Freitag, 7. September 2012

Hermann Hesser: Der Steppenwolf

184 S., Aufbau Verl., 1986

Hesses Klassiker wird nach wie vor vorwiegend von jungen Menschen gelesen. Ich selbst habe Jahre gebraucht, das in meinem Bücherregal stehende Werk zur Hand zu nehmen. Und das war gut so! Man muss sich Zeit nehmen für den "Steppenwolf".

Ich kann verstehen, dass gerade Jugendliche, die rebellisch sind und sich abgrenzen wollen von den bürgerlichen Elternhäusern, in dem Roman sich selbst sehen. Aber Harry Haller ist selbst gar nicht mehr jung, er ist gezeichnet vom Leben, von Erfahrungen, von Enttäuschungen. SeineTraurigkeit, seine "Krisis" - wie Hesse selbst schreibt - ist erst entstanden durch die jahrelange Frustration über die kranke, satte Welt.
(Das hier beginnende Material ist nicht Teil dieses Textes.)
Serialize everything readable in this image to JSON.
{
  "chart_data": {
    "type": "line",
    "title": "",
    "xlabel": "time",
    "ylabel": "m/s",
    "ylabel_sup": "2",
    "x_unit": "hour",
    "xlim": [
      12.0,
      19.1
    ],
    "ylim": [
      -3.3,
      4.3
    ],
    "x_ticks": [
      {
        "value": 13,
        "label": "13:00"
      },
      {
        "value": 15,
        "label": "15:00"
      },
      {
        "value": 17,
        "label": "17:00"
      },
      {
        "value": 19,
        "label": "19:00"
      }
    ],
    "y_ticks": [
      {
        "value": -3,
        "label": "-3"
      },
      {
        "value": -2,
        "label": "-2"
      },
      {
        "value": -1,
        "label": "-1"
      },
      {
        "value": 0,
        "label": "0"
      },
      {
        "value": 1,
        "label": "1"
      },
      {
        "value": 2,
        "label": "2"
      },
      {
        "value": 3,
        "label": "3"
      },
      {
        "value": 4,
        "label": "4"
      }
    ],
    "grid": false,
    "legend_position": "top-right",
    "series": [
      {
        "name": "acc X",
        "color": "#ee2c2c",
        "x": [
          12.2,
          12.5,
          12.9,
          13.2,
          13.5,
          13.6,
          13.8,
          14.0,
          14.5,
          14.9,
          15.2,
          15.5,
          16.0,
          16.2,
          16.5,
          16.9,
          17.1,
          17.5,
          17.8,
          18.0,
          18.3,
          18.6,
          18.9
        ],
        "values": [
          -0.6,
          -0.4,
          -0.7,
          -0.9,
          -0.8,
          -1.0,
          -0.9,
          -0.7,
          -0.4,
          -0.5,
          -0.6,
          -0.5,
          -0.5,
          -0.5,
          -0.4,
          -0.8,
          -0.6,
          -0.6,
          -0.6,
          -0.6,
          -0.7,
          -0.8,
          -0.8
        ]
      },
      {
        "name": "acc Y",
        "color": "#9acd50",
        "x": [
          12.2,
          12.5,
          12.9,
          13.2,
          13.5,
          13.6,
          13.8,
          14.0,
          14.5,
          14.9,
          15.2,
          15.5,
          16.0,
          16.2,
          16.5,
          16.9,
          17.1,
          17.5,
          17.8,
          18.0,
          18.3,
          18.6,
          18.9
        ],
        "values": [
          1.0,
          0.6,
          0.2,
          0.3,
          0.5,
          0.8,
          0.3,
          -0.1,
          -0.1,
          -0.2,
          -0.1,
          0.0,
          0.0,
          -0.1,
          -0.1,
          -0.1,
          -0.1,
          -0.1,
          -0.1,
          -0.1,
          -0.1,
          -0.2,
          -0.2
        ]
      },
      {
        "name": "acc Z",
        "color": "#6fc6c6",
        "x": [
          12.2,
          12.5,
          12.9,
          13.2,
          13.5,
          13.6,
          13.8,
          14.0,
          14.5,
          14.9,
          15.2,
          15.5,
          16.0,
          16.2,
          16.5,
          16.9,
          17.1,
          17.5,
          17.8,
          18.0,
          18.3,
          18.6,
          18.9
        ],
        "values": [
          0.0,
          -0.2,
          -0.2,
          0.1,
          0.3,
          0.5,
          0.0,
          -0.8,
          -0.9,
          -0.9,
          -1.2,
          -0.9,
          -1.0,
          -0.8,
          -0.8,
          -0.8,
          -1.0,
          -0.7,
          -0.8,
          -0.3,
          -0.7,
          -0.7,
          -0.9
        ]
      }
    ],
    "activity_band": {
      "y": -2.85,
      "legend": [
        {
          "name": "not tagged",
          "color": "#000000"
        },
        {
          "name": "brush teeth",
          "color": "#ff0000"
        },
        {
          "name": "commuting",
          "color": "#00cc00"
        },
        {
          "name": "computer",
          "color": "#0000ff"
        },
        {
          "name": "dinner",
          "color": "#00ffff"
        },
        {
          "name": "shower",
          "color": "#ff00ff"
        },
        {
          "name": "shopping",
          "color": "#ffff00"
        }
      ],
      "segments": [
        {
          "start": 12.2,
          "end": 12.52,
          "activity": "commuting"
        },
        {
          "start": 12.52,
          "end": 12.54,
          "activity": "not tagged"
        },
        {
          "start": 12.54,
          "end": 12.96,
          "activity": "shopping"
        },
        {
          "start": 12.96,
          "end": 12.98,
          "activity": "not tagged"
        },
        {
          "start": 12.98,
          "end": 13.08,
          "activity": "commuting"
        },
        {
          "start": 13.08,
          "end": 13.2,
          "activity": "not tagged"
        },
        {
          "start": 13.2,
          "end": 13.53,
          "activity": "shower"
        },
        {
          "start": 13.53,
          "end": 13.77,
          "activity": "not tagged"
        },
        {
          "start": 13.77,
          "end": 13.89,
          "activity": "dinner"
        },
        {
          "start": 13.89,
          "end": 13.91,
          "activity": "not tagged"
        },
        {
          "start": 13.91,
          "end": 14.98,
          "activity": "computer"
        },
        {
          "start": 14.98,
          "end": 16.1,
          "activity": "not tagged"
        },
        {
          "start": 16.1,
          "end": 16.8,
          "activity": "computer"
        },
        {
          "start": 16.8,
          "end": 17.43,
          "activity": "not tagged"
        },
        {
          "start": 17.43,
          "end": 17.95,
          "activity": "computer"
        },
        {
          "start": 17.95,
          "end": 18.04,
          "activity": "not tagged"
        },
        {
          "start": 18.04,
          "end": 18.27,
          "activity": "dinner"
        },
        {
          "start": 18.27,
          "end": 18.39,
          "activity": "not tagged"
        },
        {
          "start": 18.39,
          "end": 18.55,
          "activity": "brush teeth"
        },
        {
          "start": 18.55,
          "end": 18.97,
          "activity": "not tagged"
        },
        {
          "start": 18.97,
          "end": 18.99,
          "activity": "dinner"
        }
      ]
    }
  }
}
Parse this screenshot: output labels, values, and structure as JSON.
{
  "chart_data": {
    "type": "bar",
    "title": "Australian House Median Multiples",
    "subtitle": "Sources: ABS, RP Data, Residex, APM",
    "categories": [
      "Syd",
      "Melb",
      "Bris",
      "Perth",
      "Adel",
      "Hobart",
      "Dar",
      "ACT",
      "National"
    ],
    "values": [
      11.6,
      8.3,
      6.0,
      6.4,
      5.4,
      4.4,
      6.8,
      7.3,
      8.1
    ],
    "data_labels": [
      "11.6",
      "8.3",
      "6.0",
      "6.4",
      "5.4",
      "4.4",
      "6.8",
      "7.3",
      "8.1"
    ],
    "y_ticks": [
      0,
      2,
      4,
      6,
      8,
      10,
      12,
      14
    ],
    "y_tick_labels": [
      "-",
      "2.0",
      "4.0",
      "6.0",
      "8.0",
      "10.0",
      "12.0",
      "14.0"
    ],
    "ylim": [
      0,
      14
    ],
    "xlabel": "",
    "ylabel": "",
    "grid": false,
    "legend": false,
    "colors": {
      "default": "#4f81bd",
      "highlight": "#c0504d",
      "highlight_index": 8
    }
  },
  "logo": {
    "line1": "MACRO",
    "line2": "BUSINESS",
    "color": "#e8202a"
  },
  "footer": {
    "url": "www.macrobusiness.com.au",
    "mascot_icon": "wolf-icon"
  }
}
Und dies kann ein junger Mensch ohne Lebenserfahrung noch nicht so wahrnehmen, wie ein Leser in mittleren Jahren.

Das Werk hat seine Berechtigung für jeden und Hesse schreibt: "Ich kann und mag natürlich den Lesern nicht vorschreiben, wie sie meine Erzählung zu verstehen haben. Möge jeder aus ihr machen, was ihm entspricht und dienlich ist! Aber es wäre mir doch lieb, wenn viele von ihnen merken würden, daß die Geschichte des Steppenwolfes zwar eine Krankheit und eine Krisis darstellt, aber nicht eine, die zum Tode führt, nicht einen Untergang, sondern das Gegenteil: eine Heilung." Und so endet der "Steppenwolf" auch nicht mit dem Tod, sondern mit der Erwartung, "das Lachen zu lernen".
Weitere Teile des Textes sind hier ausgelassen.